Narayanan suggests that users regularly set aside time to check up on privacy threats and keep track of their online presence.
“I think learning about privacy should be an inherent part about how you learn about new technology, and not some separate sort of thing,” Narayanan says.
He regularly keeps up with new privacy threats and searches to find updates about himself online. Overall, he says, he sets rules about the content he posts, to whom he posts and the photos he is tagged in.
Although the process of protecting personal data may seem cumbersome and overwhelming, Jeschke emphasizes that more protection always offers more defense.
“The data collection that’s happening right now is wide-ranging and hard to track, so unfortunately, you have to be suspicious by habit,” Jeschke says. “If not, marketers and the government may know way more about you than you are comfortable with.”
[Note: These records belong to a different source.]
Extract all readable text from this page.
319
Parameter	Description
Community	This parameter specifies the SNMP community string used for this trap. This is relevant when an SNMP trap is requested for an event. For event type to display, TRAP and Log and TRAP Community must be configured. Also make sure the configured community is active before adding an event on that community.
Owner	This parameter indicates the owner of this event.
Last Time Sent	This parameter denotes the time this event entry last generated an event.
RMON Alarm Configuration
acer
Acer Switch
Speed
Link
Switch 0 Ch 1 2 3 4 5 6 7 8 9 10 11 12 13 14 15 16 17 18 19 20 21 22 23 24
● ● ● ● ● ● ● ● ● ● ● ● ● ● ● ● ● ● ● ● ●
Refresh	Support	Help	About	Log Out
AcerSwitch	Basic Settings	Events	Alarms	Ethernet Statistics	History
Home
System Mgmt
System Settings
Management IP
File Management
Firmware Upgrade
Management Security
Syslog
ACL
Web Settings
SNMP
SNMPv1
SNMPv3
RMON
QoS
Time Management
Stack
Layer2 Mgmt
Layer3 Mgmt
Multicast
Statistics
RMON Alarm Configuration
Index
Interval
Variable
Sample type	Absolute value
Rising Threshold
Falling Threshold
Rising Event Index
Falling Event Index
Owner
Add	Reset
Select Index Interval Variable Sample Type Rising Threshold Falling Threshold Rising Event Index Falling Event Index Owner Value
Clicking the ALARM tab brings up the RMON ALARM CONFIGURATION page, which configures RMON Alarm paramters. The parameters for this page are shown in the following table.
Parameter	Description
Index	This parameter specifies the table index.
In light of the rather ominous tracking and gathering of personal data, Narayanan reminds users that privacy will continue to exist as technology grows.
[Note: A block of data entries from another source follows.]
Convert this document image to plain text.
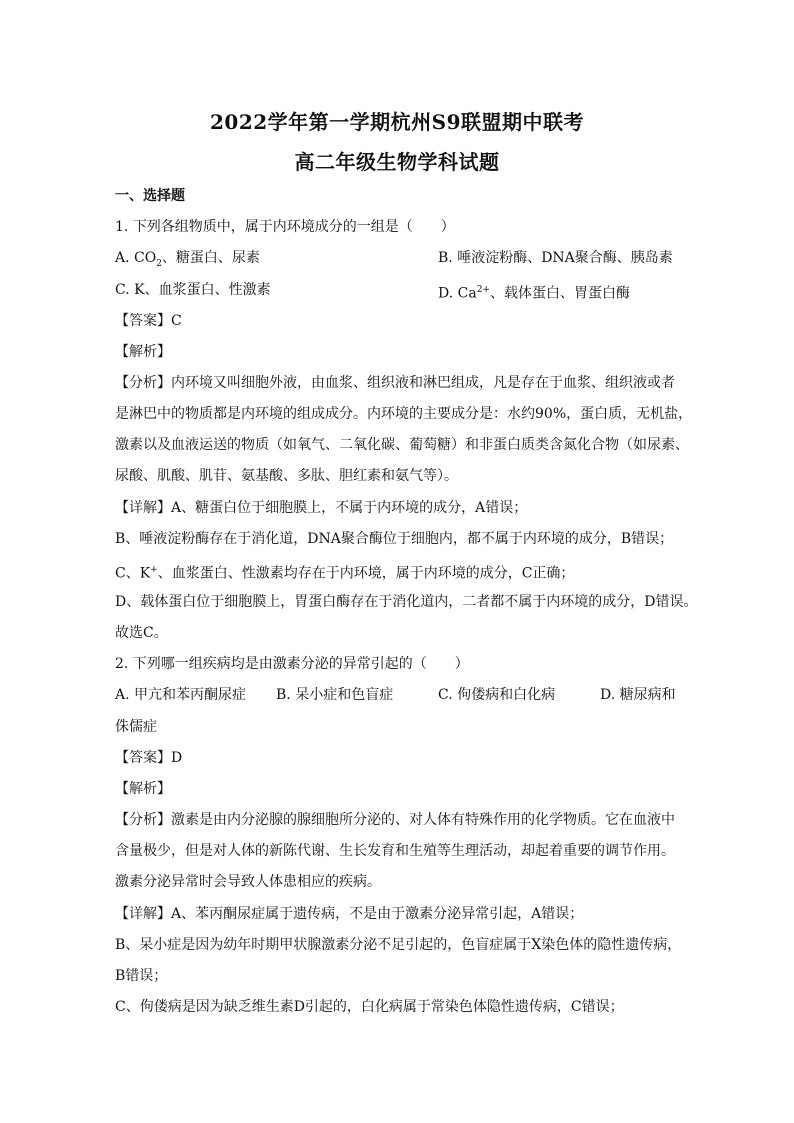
2022学年第一学期杭州S9联盟期中联考
高二年级生物学科试题
一、选择题
1. 下列各组物质中，属于内环境成分的一组是（　　）
A. $CO_2$、糖蛋白、尿素	B. 唾液淀粉酶、DNA聚合酶、胰岛素
C. K、血浆蛋白、性激素	D. $Ca^{2+}$、载体蛋白、胃蛋白酶
【答案】C
【解析】
【分析】内环境又叫细胞外液，由血浆、组织液和淋巴组成，凡是存在于血浆、组织液或者
是淋巴中的物质都是内环境的组成成分。内环境的主要成分是：水约90%，蛋白质，无机盐，
激素以及血液运送的物质（如氧气、二氧化碳、葡萄糖）和非蛋白质类含氮化合物（如尿素、
尿酸、肌酸、肌苷、氨基酸、多肽、胆红素和氨气等）。
【详解】A、糖蛋白位于细胞膜上，不属于内环境的成分，A错误；
B、唾液淀粉酶存在于消化道，DNA聚合酶位于细胞内，都不属于内环境的成分，B错误；
C、K+、血浆蛋白、性激素均存在于内环境，属于内环境的成分，C正确；
D、载体蛋白位于细胞膜上，胃蛋白酶存在于消化道内，二者都不属于内环境的成分，D错误。
故选C。
2. 下列哪一组疾病均是由激素分泌的异常引起的（　　）
A. 甲亢和苯丙酮尿症 B. 呆小症和色盲症	C. 佝偻病和白化病	D. 糖尿病和
侏儒症
【答案】D
【解析】
【分析】激素是由内分泌腺的腺细胞所分泌的、对人体有特殊作用的化学物质。它在血液中
含量极少，但是对人体的新陈代谢、生长发育和生殖等生理活动，却起着重要的调节作用。
激素分泌异常时会导致人体患相应的疾病。
【详解】A、苯丙酮尿症属于遗传病，不是由于激素分泌异常引起，A错误；
B、呆小症是因为幼年时期甲状腺激素分泌不足引起的，色盲症属于X染色体的隐性遗传病，
B错误；
C、佝偻病是因为缺乏维生素D引起的，白化病属于常染色体隐性遗传病，C错误；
“The bottom line is that there really is no evidence at all that privacy is becoming harder, or is going away, and with new technology, we gain the ability to protect our privacy in new ways,” Narayanan says. “With some data collectors, we lose some aspects of privacy, but overall, I think the conclusion is we always move to a new equilibrium. New generations always learn to coevolve with new technologies and adapt to them, and I think that’s what we’re seeing with privacy, as well.”